Holiday home-cooking—but not at home

Southern comfort

Home-cooking, sticky floors and all

Everyone has a soft spot for the Triangle's most storied eateries. They are institutions, with centuries of service between them, where memories and tradrun thick, inspiring loyalties nearly as bellicose as those inspired by basketball. At Bullock's and Dillard's in Durham, Big Ed's and the Mecca in Raleigh, and Allen & Son and Mama Dip's in Chapel Hill, it sometimes seems the lines of customers will never end.

But a few new places require attention too.

"Talking about hidden gems, this is our hidden gem: It's called Backyard BBQ," says John.

"Backyard BBQ Pit!" corrects Dale.

Click for larger image • Melvin Simmons is the pit master at the Backyard BBQ Pit in Durham, where they smoke their meat with hickory and oak. - Photo by D.L. Anderson

Like Allen & Son, Backyard BBQ Pit cooks with wood, which automatically elevates it. From okra fried up right when you order it, to hushpuppies that are so light and sweet they seem more like a treat at the fair, "everything is just right," says John. (These words, intoned with deep meaning, are akin to conferring knighthood.)

On a recent visit to Backyard BBQ Pit, on Highway 55, a mile south of Interstate 40, the Indy spoke with Donald Cozart, who runs the place with his aunt, uncle and brother. In April 2007, they bought it intact from the owner of AW's Barbecue. The previous owners had a following, but under the new management, the name changed, the recipes changed, and the place boomed.

"At AW's, a lot of canned foods were used, and we wanted to go with the homey-type feel, with real quality food. We started making our own potato salad, our own coleslaw. All of our foods except for the baked beans are now homemade. We really take pride in what we do," says Cozart.

"We smoke every day—the guy who was smoking before, he wasn't smoking every day. People that know real good-quality barbecue can kind of taste that 'leftover' taste. It's worth the extra work."

Though this is their first restaurant venture, the family is practiced in feeding large groups: "God has blessed us to do that. My uncle, we consider him the master chef, he instilled in me and my brother the concept of how to produce the quality product that we do in a large quantity.

"[Before this,] we lived in, how do you say it, a less fortunate community. We have a nonprofit organization, it's called the Vision Youth Association. It's an outreach ministry that reached [out] to a lot of kids in the community that we stayed in—we'd have basketball teams and we had cookouts. That's how we went into the restaurant business. Our one-year anniversary, we had over 600 people here."

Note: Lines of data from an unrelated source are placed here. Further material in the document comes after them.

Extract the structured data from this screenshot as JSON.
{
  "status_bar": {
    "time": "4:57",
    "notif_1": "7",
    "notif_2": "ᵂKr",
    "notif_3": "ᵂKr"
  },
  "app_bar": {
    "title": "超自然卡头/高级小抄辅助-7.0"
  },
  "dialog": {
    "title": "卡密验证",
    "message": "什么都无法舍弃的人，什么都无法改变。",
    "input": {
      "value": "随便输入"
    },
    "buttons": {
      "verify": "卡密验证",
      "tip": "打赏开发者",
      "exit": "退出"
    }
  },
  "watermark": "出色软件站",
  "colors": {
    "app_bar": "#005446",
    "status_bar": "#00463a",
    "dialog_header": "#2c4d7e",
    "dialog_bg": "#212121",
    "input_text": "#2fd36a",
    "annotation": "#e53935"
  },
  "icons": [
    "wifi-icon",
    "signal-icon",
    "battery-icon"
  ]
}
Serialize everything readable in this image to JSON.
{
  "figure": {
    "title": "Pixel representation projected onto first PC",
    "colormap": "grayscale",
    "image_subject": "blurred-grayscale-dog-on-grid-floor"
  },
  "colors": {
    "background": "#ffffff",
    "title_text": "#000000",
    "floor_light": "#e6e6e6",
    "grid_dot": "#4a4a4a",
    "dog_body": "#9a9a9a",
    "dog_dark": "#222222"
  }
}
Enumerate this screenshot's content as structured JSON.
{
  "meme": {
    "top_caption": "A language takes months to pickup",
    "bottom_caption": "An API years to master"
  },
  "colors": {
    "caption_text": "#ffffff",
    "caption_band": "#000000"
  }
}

Though it's Monday at 2:30 p.m., Cozart's cell phone and landline take turns ringing, occasionally overlapping in jazzy syncopation. He effortlessly juggles lunch lines, phone lines and queries from the kitchen while maintaining a friendly banter with customers.

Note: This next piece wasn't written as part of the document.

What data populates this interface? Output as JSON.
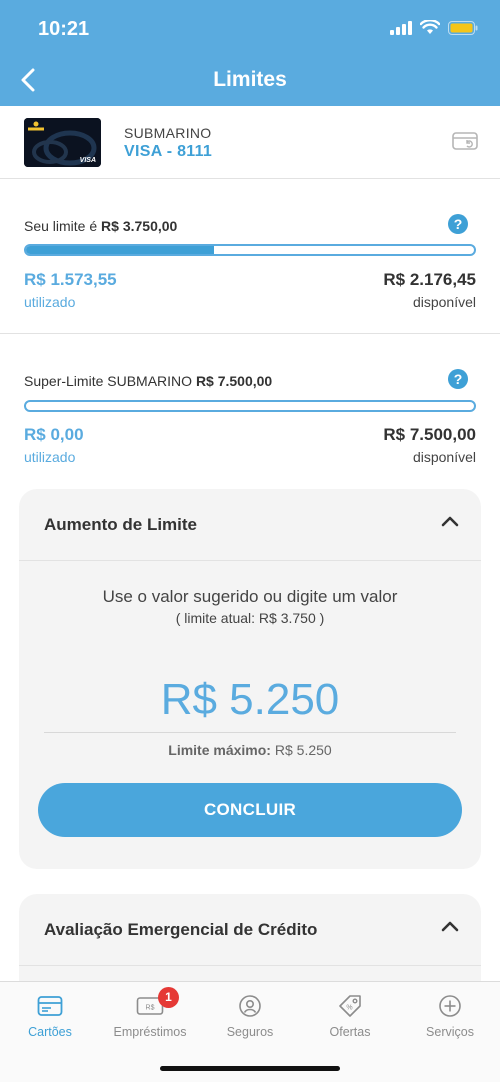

It should be quiet, well after the lunch rush, but every minute or so another customer strolls in, studying the price list above Cozart's head ($6.49 for a meat dinner with two sides and hushpuppies, $3.50 for a barbecue sandwich). Well-muscled and elaborately tattooed, he welcomes new diners with a knowing nod ("First time here?") and a sample-cup of chopped pork barbecue. Though the menu offers pork chops, beef ribs, roast chicken and a wide variety of fish, that little plastic cup does the trick: Everyone is won over by the balance of spice, vinegar and woodsmoke (including Clay Aiken, a regular, who reportedly lives nearby).